E ora, a proposito di “armamentario vetusto”, lasciatemi sfatare un mito relativo al famoso pubblico “da circoscrivere”: certo, non sono mancati i trenini dei tamarri senza i quali avrei avuto l’impressione di essere al cospetto di Lucio Corsi e gentile Les Paul, ma la palma dell’interazione va al gruppo di mamme e figlie che – dopo avermi squadrato incuriosite – mi hanno chiesto come mai avessi tra le mani una penna e un’agendina. Al mio sorriso da reporter in risposta ai loro occhi sgranati da siffatto anacronismo il commento è stato “beh, allora fai una bella recensione”. Non so perché, ma ho interpretato il tutto con lo stesso tono che il funzionario sovietico rivolse a Fernandel alla fine de “Il compagno Don Camillo”, ma mi sa che è l’influenza della Ghiotta a riportarmi costantemente su determinate coordinate.
Comunque sia, giriamoci intorno quanto vogliamo ma all’interno dello show Vasco Rossi è una presenza larger than life, come dice appunto Gene Simmons, e nelle mie parole non voglio che rischi di venir derubricato al classico elefante nella stanza. Al netto dei vari e giustificati intermezzi che mettono in luce l’abilità dei comprimari (compreso Rocchetti, a proposito di bei tempi andati), al netto del Drop-qualcosa di cui avrebbero beneficiato anche altri cantanti in altre circostanze, al netto del fatto che negli ultimi venticinque / trent’anni gli episodi che reggono il confronto con il passato vadano cercati molto accuratamente – ‘Senza parole’ è sostanzialmente ‘Ogni volta’, tanto per dirne una – il nostro resta però mattatore magnetico e dalla timbrica immediatamente riconoscibile (la presenza di Olly-non-degli-Shandon tra il pubblico ne è la dimostrazione definitiva), con un gusto per le giacche glitter che su ‘Sally’ strizza l’occhio a Elton John e al glam inglese, ma richiama fortemente (e inconsapevolmente?) il David Hasselhoff che dà la spallata definitiva al Muro di Berlino con la sua ‘Looking for Freedom’. Eccolo dunque che accoglie il Gallo come un vecchio amico su ‘Siamo Solo Noi’ (anche se avrei preferito la “cugina” ‘Colpa d’Alfredo’!), duetta con la Montanari su ‘Canzone’ e lancia un messaggio pacifista si spera ampiamente condiviso dai presenti prima della conclusiva ‘Albachiara’, ormai orfana del refrain di ‘All the Young Dudes’ di Bowie nell’assolo da una quarantina d’anni, ma sempre e comunque inno che travalica le generazioni.

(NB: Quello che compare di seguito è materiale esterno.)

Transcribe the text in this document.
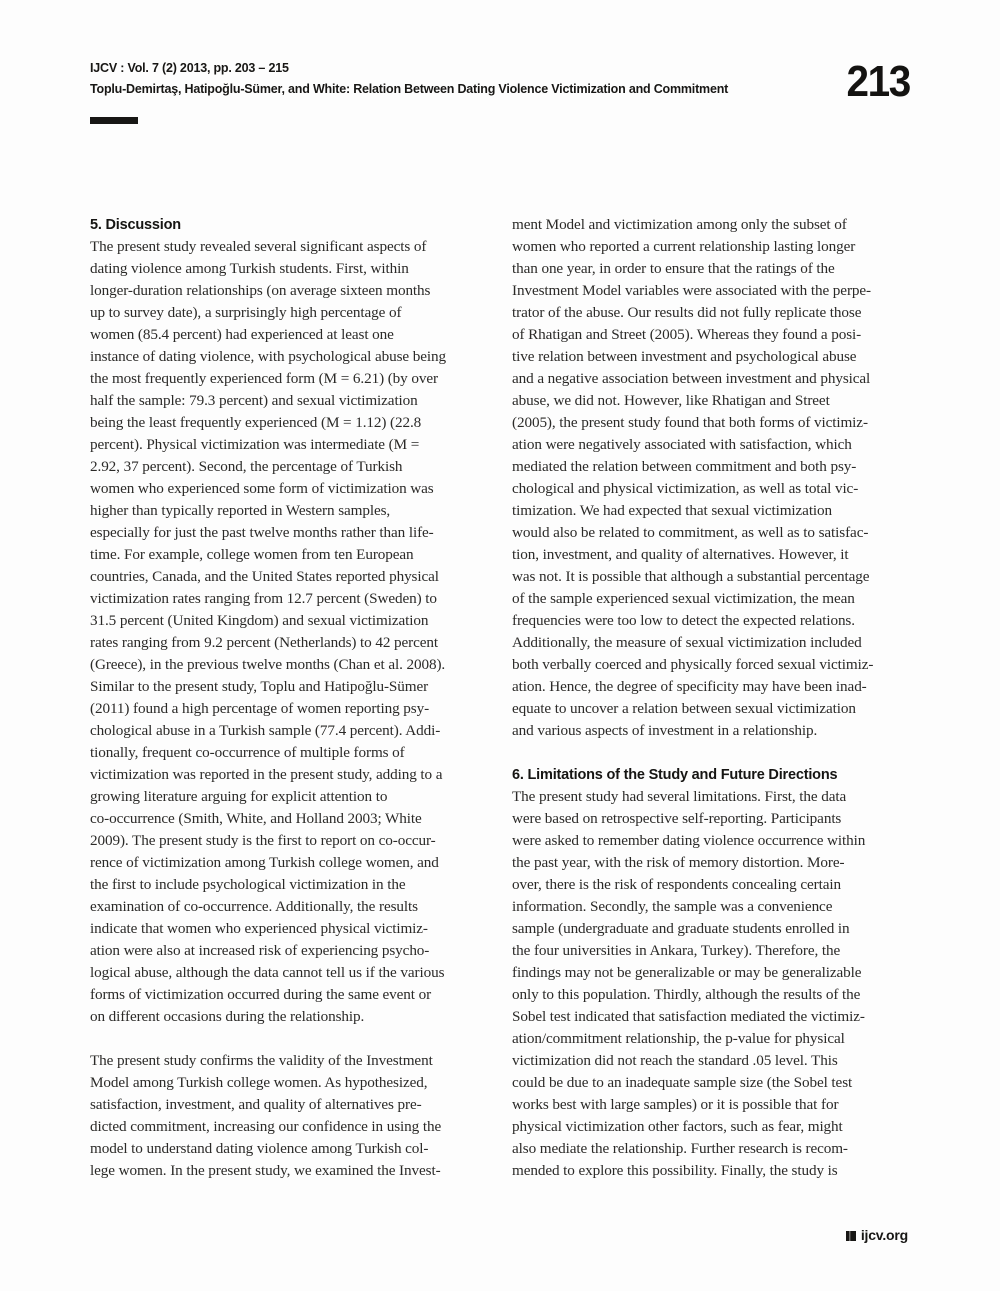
IJCV : Vol. 7 (2) 2013, pp. 203 – 215
Toplu-Demirtaş, Hatipoğlu-Sümer, and White: Relation Between Dating Violence Victimization and Commitment	213
5. Discussion
The present study revealed several significant aspects of
dating violence among Turkish students. First, within
longer-duration relationships (on average sixteen months
up to survey date), a surprisingly high percentage of
women (85.4 percent) had experienced at least one
instance of dating violence, with psychological abuse being
the most frequently experienced form (M = 6.21) (by over
half the sample: 79.3 percent) and sexual victimization
being the least frequently experienced (M = 1.12) (22.8
percent). Physical victimization was intermediate (M =
2.92, 37 percent). Second, the percentage of Turkish
women who experienced some form of victimization was
higher than typically reported in Western samples,
especially for just the past twelve months rather than life-
time. For example, college women from ten European
countries, Canada, and the United States reported physical
victimization rates ranging from 12.7 percent (Sweden) to
31.5 percent (United Kingdom) and sexual victimization
rates ranging from 9.2 percent (Netherlands) to 42 percent
(Greece), in the previous twelve months (Chan et al. 2008).
Similar to the present study, Toplu and Hatipoğlu-Sümer
(2011) found a high percentage of women reporting psy-
chological abuse in a Turkish sample (77.4 percent). Addi-
tionally, frequent co-occurrence of multiple forms of
victimization was reported in the present study, adding to a
growing literature arguing for explicit attention to
co-occurrence (Smith, White, and Holland 2003; White
2009). The present study is the first to report on co-occur-
rence of victimization among Turkish college women, and
the first to include psychological victimization in the
examination of co-occurrence. Additionally, the results
indicate that women who experienced physical victimiz-
ation were also at increased risk of experiencing psycho-
logical abuse, although the data cannot tell us if the various
forms of victimization occurred during the same event or
on different occasions during the relationship.
The present study confirms the validity of the Investment
Model among Turkish college women. As hypothesized,
satisfaction, investment, and quality of alternatives pre-
dicted commitment, increasing our confidence in using the
model to understand dating violence among Turkish col-
lege women. In the present study, we examined the Invest-
ment Model and victimization among only the subset of
women who reported a current relationship lasting longer
than one year, in order to ensure that the ratings of the
Investment Model variables were associated with the perpe-
trator of the abuse. Our results did not fully replicate those
of Rhatigan and Street (2005). Whereas they found a posi-
tive relation between investment and psychological abuse
and a negative association between investment and physical
abuse, we did not. However, like Rhatigan and Street
(2005), the present study found that both forms of victimiz-
ation were negatively associated with satisfaction, which
mediated the relation between commitment and both psy-
chological and physical victimization, as well as total vic-
timization. We had expected that sexual victimization
would also be related to commitment, as well as to satisfac-
tion, investment, and quality of alternatives. However, it
was not. It is possible that although a substantial percentage
of the sample experienced sexual victimization, the mean
frequencies were too low to detect the expected relations.
Additionally, the measure of sexual victimization included
both verbally coerced and physically forced sexual victimiz-
ation. Hence, the degree of specificity may have been inad-
equate to uncover a relation between sexual victimization
and various aspects of investment in a relationship.
6. Limitations of the Study and Future Directions
The present study had several limitations. First, the data
were based on retrospective self-reporting. Participants
were asked to remember dating violence occurrence within
the past year, with the risk of memory distortion. More-
over, there is the risk of respondents concealing certain
information. Secondly, the sample was a convenience
sample (undergraduate and graduate students enrolled in
the four universities in Ankara, Turkey). Therefore, the
findings may not be generalizable or may be generalizable
only to this population. Thirdly, although the results of the
Sobel test indicated that satisfaction mediated the victimiz-
ation/commitment relationship, the p-value for physical
victimization did not reach the standard .05 level. This
could be due to an inadequate sample size (the Sobel test
works best with large samples) or it is possible that for
physical victimization other factors, such as fear, might
also mediate the relationship. Further research is recom-
mended to explore this possibility. Finally, the study is
ijcv.org
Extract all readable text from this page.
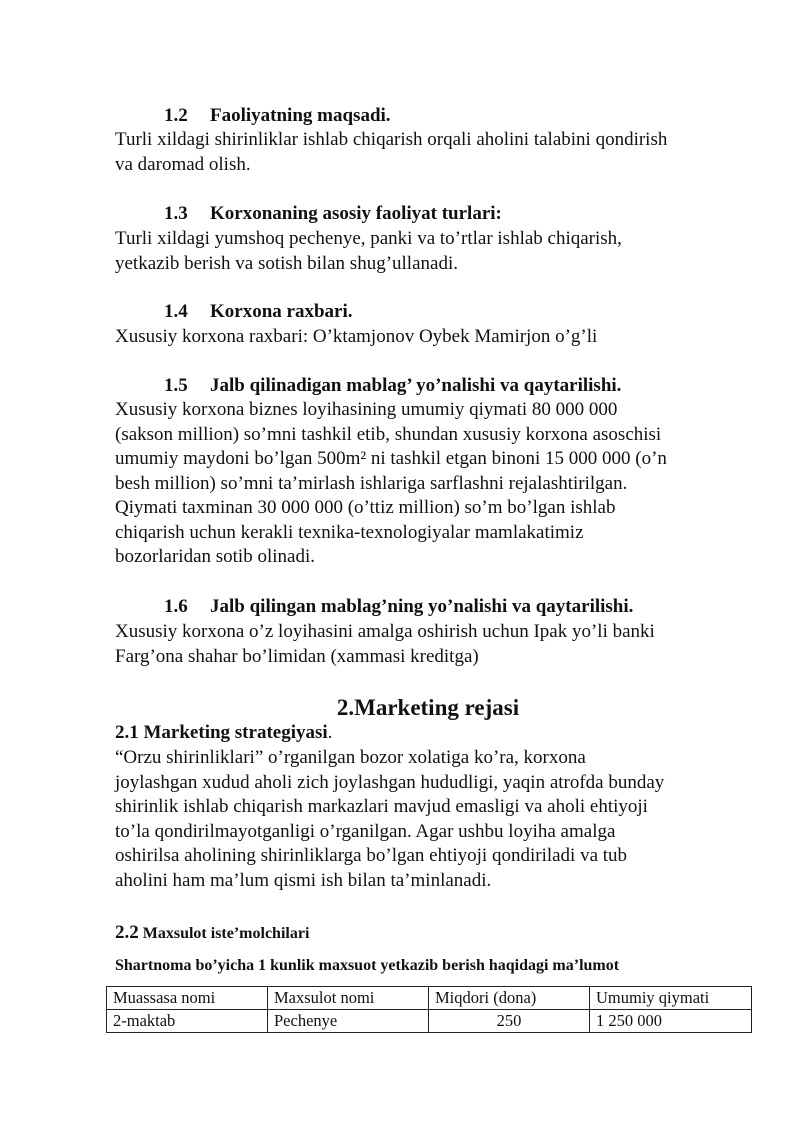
1.2 Faoliyatning maqsadi.
Turli xildagi shirinliklar ishlab chiqarish orqali aholini talabini qondirish
va daromad olish.
1.3 Korxonaning asosiy faoliyat turlari:
Turli xildagi yumshoq pechenye, panki va to’rtlar ishlab chiqarish,
yetkazib berish va sotish bilan shug’ullanadi.
1.4 Korxona raxbari.
Xususiy korxona raxbari: O’ktamjonov Oybek Mamirjon o’g’li
1.5 Jalb qilinadigan mablag’ yo’nalishi va qaytarilishi.
Xususiy korxona biznes loyihasining umumiy qiymati 80 000 000
(sakson million) so’mni tashkil etib, shundan xususiy korxona asoschisi
umumiy maydoni bo’lgan 500m² ni tashkil etgan binoni 15 000 000 (o’n
besh million) so’mni ta’mirlash ishlariga sarflashni rejalashtirilgan.
Qiymati taxminan 30 000 000 (o’ttiz million) so’m bo’lgan ishlab
chiqarish uchun kerakli texnika-texnologiyalar mamlakatimiz
bozorlaridan sotib olinadi.
1.6 Jalb qilingan mablag’ning yo’nalishi va qaytarilishi.
Xususiy korxona o’z loyihasini amalga oshirish uchun Ipak yo’li banki
Farg’ona shahar bo’limidan (xammasi kreditga)
2.Marketing rejasi
2.1 Marketing strategiyasi.
“Orzu shirinliklari” o’rganilgan bozor xolatiga ko’ra, korxona
joylashgan xudud aholi zich joylashgan hududligi, yaqin atrofda bunday
shirinlik ishlab chiqarish markazlari mavjud emasligi va aholi ehtiyoji
to’la qondirilmayotganligi o’rganilgan. Agar ushbu loyiha amalga
oshirilsa aholining shirinliklarga bo’lgan ehtiyoji qondiriladi va tub
aholini ham ma’lum qismi ish bilan ta’minlanadi.
2.2 Maxsulot iste’molchilari
Shartnoma bo’yicha 1 kunlik maxsuot yetkazib berish haqidagi ma’lumot
Muassasa nomi	Maxsulot nomi	Miqdori (dona)	Umumiy qiymati
2-maktab	Pechenye	250	1 250 000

E se è vero che siamo dei poser dentro, pur giunti all’ultima stazione di questo treno dei ricordi, ci pensa l’accoppiata ‘Brain Damage / Eclipse’ ad accompagnarci all’uscita, sottolineando la processione da nave dei folli che vedeva presenti anche i Vostri. Muzak o non muzak, ottima scelta anche quella… vero?